ADaM structured analysis laboratory data frame e.g. ADLB.

biomarker

biomarker to visualize e.g. IGG.

param_var

name of variable containing biomarker codes e.g. PARAMCD.

yaxis_var

name of variable containing biomarker results displayed on Y-axis e.g. AVAL.

trt_group

name of variable representing treatment trt_group e.g. ARM.

xaxis_var

variable used to group the data on the x-axis.

loq_flag_var

name of variable containing LOQ flag e.g. LOQFL.

loq_legend

logical whether to include LoQ legend.

unit

biomarker unit label e.g. (U/L)

color_manual

vector of color for trt_group

shape_manual

vector of shapes (used with loq_flag_var)

box

add boxes to the plot (boolean)

ylim

('numeric vector') optional, a vector of length 2 to specify the minimum and maximum of the y-axis if the default limits are not suitable.

dot_size

plot dot size.

alpha

dot transparency (0 = transparent, 1 = opaque)

facet_ncol

number of facets per row.
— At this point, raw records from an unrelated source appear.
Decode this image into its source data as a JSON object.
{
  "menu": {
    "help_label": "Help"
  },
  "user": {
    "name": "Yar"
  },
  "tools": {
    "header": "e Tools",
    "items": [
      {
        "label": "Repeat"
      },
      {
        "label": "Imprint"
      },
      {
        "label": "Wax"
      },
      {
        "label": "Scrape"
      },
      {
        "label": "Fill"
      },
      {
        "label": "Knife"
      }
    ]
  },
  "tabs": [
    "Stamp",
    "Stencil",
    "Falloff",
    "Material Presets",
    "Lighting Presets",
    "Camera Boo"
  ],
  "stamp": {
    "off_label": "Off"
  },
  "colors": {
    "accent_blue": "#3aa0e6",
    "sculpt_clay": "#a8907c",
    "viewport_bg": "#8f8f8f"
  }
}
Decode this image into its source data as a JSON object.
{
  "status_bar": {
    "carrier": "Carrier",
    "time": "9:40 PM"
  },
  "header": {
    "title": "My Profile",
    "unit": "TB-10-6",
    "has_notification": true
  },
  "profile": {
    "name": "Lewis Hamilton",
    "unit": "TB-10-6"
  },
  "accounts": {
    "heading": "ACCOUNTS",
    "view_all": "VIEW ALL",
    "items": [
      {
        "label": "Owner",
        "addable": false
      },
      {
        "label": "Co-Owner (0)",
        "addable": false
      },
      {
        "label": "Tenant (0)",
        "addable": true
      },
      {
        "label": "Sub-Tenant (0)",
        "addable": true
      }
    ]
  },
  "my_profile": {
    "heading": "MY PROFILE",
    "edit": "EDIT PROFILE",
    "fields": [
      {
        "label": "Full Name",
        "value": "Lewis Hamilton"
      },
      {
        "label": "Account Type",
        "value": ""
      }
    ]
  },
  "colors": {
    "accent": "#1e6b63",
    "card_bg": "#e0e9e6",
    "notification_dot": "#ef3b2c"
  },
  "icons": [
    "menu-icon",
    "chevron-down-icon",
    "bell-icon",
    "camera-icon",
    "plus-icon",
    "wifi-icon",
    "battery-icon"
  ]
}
NULL = Use the default for ggplot2::facet_wrap

rotate_xlab

45 degree rotation of x-axis label values.

font_size

point size of text to use. NULL is use default size

facet_var

variable to facet the plot by, or "None" if no faceting required.

hline_arb

('numeric vector') value identifying intercept for arbitrary horizontal lines.

hline_arb_color

('character vector') optional, color for the arbitrary horizontal lines.

hline_arb_label

('character vector') optional, label for the legend to the arbitrary horizontal lines.

hline_vars

('character vector'), names of variables (ANR*) or values (*LOQ) identifying intercept values. The data inside of the ggplot2 object must also contain the columns with these variable names

hline_vars_colors

('character vector') colors for the horizontal lines defined by variables.

hline_vars_labels

('character vector') labels for the legend to the horizontal lines defined by variables.

Value

ggplot object

Author

Balazs Toth

Jeff Tomlinson (tomlinsj) jeffrey.tomlinson@roche.com

Examples

# Example using ADaM structure analysis dataset.

library(nestcolor)

ADLB <- rADLB
var_labels <- lapply(ADLB, function(x) attributes(x)$label)
ADLB <- ADLB %>%
  mutate(AVISITCD = case_when(
    AVISIT == "SCREENING" ~ "SCR",
    AVISIT == "BASELINE" ~ "BL",
    grepl("WEEK", AVISIT) ~
      paste(
        "W",
        trimws(
          substr(
            AVISIT,
            start = 6,
            stop = stringr::str_locate(AVISIT, "DAY") - 1
          )
        )
      ),
    TRUE ~ NA_character_
  )) %>%
  mutate(AVISITCDN = case_when(
    AVISITCD == "SCR" ~ -2,
    AVISITCD == "BL" ~ 0,
    grepl("W", AVISITCD) ~ as.numeric(gsub("\\D+", "", AVISITCD)),
    TRUE ~ NA_real_
  )) %>%
  mutate(ANRLO = .5, ANRHI = 1) %>%
  rowwise() %>%
  group_by(PARAMCD) %>%
  mutate(LBSTRESC = ifelse(
    USUBJID %in% sample(USUBJID, 1, replace = TRUE),
    paste("<", round(runif(1, min = .5, max = 1))), LBSTRESC
  )) %>%
  mutate(LBSTRESC = ifelse(
    USUBJID %in% sample(USUBJID, 1, replace = TRUE),
    paste(">", round(runif(1, min = 1, max = 1.5))), LBSTRESC
  )) %>%
  ungroup()
attr(ADLB[["ARM"]], "label") <- var_labels[["ARM"]]
attr(ADLB[["ANRLO"]], "label") <- "Analysis Normal Range Lower Limit"
attr(ADLB[["ANRHI"]], "label") <- "Analysis Normal Range Upper Limit"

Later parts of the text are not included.